In 1987 he stepped down as a Conservative MP when he was charged for gross indecency, having been caught in a tabloid sting that involved flagellation games with rent boys. At the time, the age of consent for male homosexual practices was twenty-one, and the evidence was clear that Proctor genuinely believed that his partners were not only consenting but of age. They weren't, though they were over sixteen, our current age of consent.

Many of those who might have supported him, as the victim of press intrusion and of an unjust law, were reluctant to do so, since his attitude to race and immigration had already alienated most of civilised society. And many of those who had previously supported him precisely because of that attitude - well, they were now alienated by the revelation of his sexual proclivities.

Daily Mirror 21 May 1987
So, not many people have ever sympathised with Harvey Proctor. Nonetheless, it is worth reading the statement he issued yesterday, denying any involvement in an alleged child-sex ring at Westminster.

In the statement, he quotes extensively from what he says is 'the police disclosure document given to my solicitors two days before my first interview with the police'. And when you read the allegations as bald statements, you can see Proctor's point: 'My situation has transformed from Kafka-esque bewilderment to black-farce incredulity.'

Because it is alleged that the circle of abusers included a (current or former) prime minister, home secretary, head of MI5, head of MI6 and chief of the general staff. These men would gather in private houses where they would rape, torture and kill young boys.

I wouldn't deny that there have been, and are, men who take sexual pleasure in the torturing to death of children, but they are vanishingly few in number, surely? For so many of them to have reached such senior positions in society simply defies belief. They didn't manage to do so in the Third Reich, but they did in Britain in the 1970s and 1980s? It's implausible that the holders of these posts were all homosexual, highly improbable that they were all paedophiles, and frankly impossible that they should all be homosexual, paedophile, sadistic murderers.

The only way of believing such a thing is to go the full distance and claim that the establishment is staffed by an alien species with an entirely different sexuality to that of human beings.

Yet even that wouldn't explain why this circle, if it did exist, would welcome the likes of Proctor. He himself admits that 'Edward Heath despised me', and adds: 'As an ex-secondary modern school boy from Yorkshire, I was not a part of the establishment.'

This is surely true. He was just about tolerated on the Tory backbenches in Margaret Thatcher's second term, but even there many regarded him as being an unpleasant oik. It's difficult to see such an impressive cast of grandees inviting Proctor into their homes in the first place, let alone encouraging him to join them in 'punching and kicking' a young boy to death.

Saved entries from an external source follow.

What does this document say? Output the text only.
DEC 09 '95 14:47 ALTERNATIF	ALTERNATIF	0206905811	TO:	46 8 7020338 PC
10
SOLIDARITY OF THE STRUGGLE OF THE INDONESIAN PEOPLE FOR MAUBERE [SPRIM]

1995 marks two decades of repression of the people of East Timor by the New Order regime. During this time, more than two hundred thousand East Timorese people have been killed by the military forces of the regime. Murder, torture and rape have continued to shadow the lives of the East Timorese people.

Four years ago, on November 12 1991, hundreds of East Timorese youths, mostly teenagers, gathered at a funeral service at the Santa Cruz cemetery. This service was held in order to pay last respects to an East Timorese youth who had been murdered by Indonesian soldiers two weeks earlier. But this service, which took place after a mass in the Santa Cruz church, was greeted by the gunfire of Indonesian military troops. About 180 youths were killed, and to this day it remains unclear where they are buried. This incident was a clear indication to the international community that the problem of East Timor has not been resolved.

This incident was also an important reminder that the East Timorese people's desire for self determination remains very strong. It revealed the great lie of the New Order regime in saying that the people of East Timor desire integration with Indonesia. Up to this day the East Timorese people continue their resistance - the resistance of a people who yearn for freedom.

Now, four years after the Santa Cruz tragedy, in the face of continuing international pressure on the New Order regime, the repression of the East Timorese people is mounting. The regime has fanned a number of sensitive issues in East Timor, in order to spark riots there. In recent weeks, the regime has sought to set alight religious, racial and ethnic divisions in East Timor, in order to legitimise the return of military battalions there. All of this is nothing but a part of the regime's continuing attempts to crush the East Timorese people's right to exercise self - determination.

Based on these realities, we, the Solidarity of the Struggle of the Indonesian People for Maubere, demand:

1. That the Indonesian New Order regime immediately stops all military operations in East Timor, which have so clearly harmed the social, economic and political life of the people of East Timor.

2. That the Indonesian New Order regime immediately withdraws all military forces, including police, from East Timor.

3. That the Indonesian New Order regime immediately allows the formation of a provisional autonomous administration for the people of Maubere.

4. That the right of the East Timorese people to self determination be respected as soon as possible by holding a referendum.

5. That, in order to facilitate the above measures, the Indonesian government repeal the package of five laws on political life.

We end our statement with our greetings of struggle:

The allegations are self-evidently absurd. And they run the risk of making all enquiries into old cases of paedophile abuse seem absurd by association.

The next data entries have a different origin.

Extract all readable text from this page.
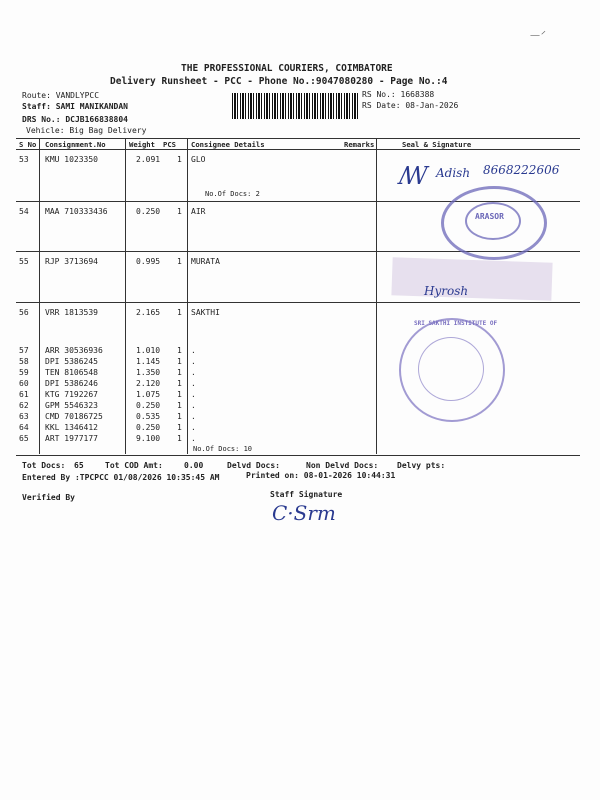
THE PROFESSIONAL COURIERS, COIMBATORE
Delivery Runsheet - PCC - Phone No.:9047080280 - Page No.:4
Route: VANDLYPCC
Staff: SAMI MANIKANDAN
DRS No.: DCJB166838804
Vehicle: Big Bag Delivery
RS No.: 1668388
RS Date: 08-Jan-2026
S No Consignment.No	Weight PCS Consignee Details	Remarks	Seal & Signature
53 KMU 1023350	2.091 1 GLO
No.Of Docs: 2
54 MAA 710333436	0.250 1 AIR
55 RJP 3713694	0.995 1 MURATA
56 VRR 1813539	2.165 1 SAKTHI
57 ARR 30536936	1.010 1 .
58 DPI 5386245	1.145 1 .
59 TEN 8106548	1.350 1 .
60 DPI 5386246	2.120 1 .
61 KTG 7192267	1.075 1 .
62 GPM 5546323	0.250 1 .
63 CMD 70186725	0.535 1 .
64 KKL 1346412	0.250 1 .
65 ART 1977177	9.100 1 .
No.Of Docs: 10
ꟿ Adish 8668222606
ARASOR
Hyrosh
SRI SAKTHI INSTITUTE OF
Tot Docs: 65	Tot COD Amt:	0.00	Delvd Docs:	Non Delvd Docs: Delvy pts:
Entered By :TPCPCC 01/08/2026 10:35:45 AM	Printed on: 08-01-2026 10:44:31
Verified By	Staff Signature
C·Srm
—ᐟ
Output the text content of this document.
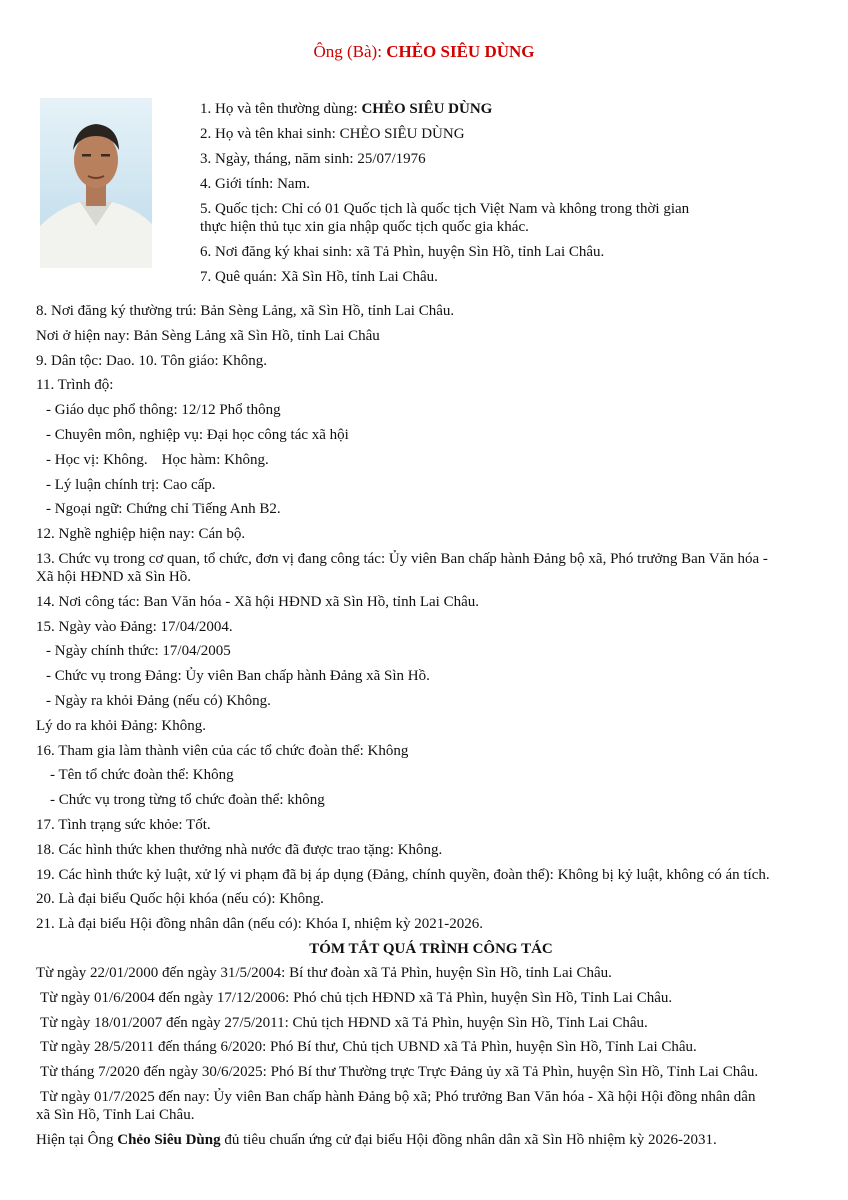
Ông (Bà): CHẺO SIÊU DÙNG
1. Họ và tên thường dùng: CHẺO SIÊU DÙNG
2. Họ và tên khai sinh: CHẺO SIÊU DÙNG
3. Ngày, tháng, năm sinh: 25/07/1976
4. Giới tính: Nam.
5. Quốc tịch: Chỉ có 01 Quốc tịch là quốc tịch Việt Nam và không trong thời gian
thực hiện thủ tục xin gia nhập quốc tịch quốc gia khác.
6. Nơi đăng ký khai sinh: xã Tả Phìn, huyện Sìn Hồ, tỉnh Lai Châu.
7. Quê quán: Xã Sìn Hồ, tỉnh Lai Châu.
8. Nơi đăng ký thường trú: Bản Sèng Lảng, xã Sìn Hồ, tỉnh Lai Châu.
Nơi ở hiện nay: Bản Sèng Lảng xã Sìn Hồ, tỉnh Lai Châu
9. Dân tộc: Dao. 10. Tôn giáo: Không.
11. Trình độ:
- Giáo dục phổ thông: 12/12 Phổ thông
- Chuyên môn, nghiệp vụ: Đại học công tác xã hội
- Học vị: Không. Học hàm: Không.
- Lý luận chính trị: Cao cấp.
- Ngoại ngữ: Chứng chỉ Tiếng Anh B2.
12. Nghề nghiệp hiện nay: Cán bộ.
13. Chức vụ trong cơ quan, tổ chức, đơn vị đang công tác: Ủy viên Ban chấp hành Đảng bộ xã, Phó trưởng Ban Văn hóa -
Xã hội HĐND xã Sìn Hồ.
14. Nơi công tác: Ban Văn hóa - Xã hội HĐND xã Sìn Hồ, tỉnh Lai Châu.
15. Ngày vào Đảng: 17/04/2004.
- Ngày chính thức: 17/04/2005
- Chức vụ trong Đảng: Ủy viên Ban chấp hành Đảng xã Sìn Hồ.
- Ngày ra khỏi Đảng (nếu có) Không.
Lý do ra khỏi Đảng: Không.
16. Tham gia làm thành viên của các tổ chức đoàn thể: Không
- Tên tổ chức đoàn thể: Không
- Chức vụ trong từng tổ chức đoàn thể: không
17. Tình trạng sức khỏe: Tốt.
18. Các hình thức khen thưởng nhà nước đã được trao tặng: Không.
19. Các hình thức kỷ luật, xử lý vi phạm đã bị áp dụng (Đảng, chính quyền, đoàn thể): Không bị kỷ luật, không có án tích.
20. Là đại biểu Quốc hội khóa (nếu có): Không.
21. Là đại biểu Hội đồng nhân dân (nếu có): Khóa I, nhiệm kỳ 2021-2026.
TÓM TẮT QUÁ TRÌNH CÔNG TÁC
Từ ngày 22/01/2000 đến ngày 31/5/2004: Bí thư đoàn xã Tả Phìn, huyện Sìn Hồ, tỉnh Lai Châu.
Từ ngày 01/6/2004 đến ngày 17/12/2006: Phó chủ tịch HĐND xã Tả Phìn, huyện Sìn Hồ, Tỉnh Lai Châu.
Từ ngày 18/01/2007 đến ngày 27/5/2011: Chủ tịch HĐND xã Tả Phìn, huyện Sìn Hồ, Tỉnh Lai Châu.
Từ ngày 28/5/2011 đến tháng 6/2020: Phó Bí thư, Chủ tịch UBND xã Tả Phìn, huyện Sìn Hồ, Tỉnh Lai Châu.
Từ tháng 7/2020 đến ngày 30/6/2025: Phó Bí thư Thường trực Trực Đảng ủy xã Tả Phìn, huyện Sìn Hồ, Tỉnh Lai Châu.
Từ ngày 01/7/2025 đến nay: Ủy viên Ban chấp hành Đảng bộ xã; Phó trưởng Ban Văn hóa - Xã hội Hội đồng nhân dân
xã Sìn Hồ, Tỉnh Lai Châu.
Hiện tại Ông Chẻo Siêu Dùng đủ tiêu chuẩn ứng cử đại biểu Hội đồng nhân dân xã Sìn Hồ nhiệm kỳ 2026-2031.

There certainly were paedophiles in the upper ranks of the establishment. I wrote about the case of Sir Peter Hayman, for example, last year. And certainly things were covered up. But however appalling we find paedophilia, it is still in a different class of behaviour to child-killing. And however shocking we find it that action was not taken, averting one's gaze is in a different class of behaviour to participating in a murderous orgy.

The police, it is said, have a duty to investigate complaints, and obviously this is a sensitive area and a difficult time. Even so, this sort of nonsense surely shouldn't take too long to dismiss. Instead Proctor has had the allegations hanging over him for months, allegations that he personally murdered two children, and connived at the killing of a third. He has twice been interviewed at length over the claims.

It's not easy to feel sorry for Harvey Proctor, but for once in his life he deserves sympathy.

Postscript: I posted this just as Newsnight started, which included an interview with Harvey Proctor. There is perhaps one thing that should be added. He was asked by Evan Davis why he thought his name had been mentioned in the allegations, and he replied that perhaps it was because he was homosexual and had once pleaded guilty to indecency charges, albeit for offences that are no longer offences.

Well, yes, but there is the nature of the offences as well. He admitted paying teenage prostitutes, less than half his age, so that he could beat them. If I were concocting a story of sadistic pederasts in 1980s Westminster, his name might well come to my mind.

It's still nonsense, of course. Even more so. If he had access to twelve-year-olds who he could rape and murder to his heart's content, why was he still playing Trivial Pursuit with nineteen-year-olds and spanking them when they got the answers wrong? That's a different psychology entirely.

But it's worth bearing the facts in mind when he protests that the police are pursuing a 'homosexual witch hunt'. Because that's a daft claim as well.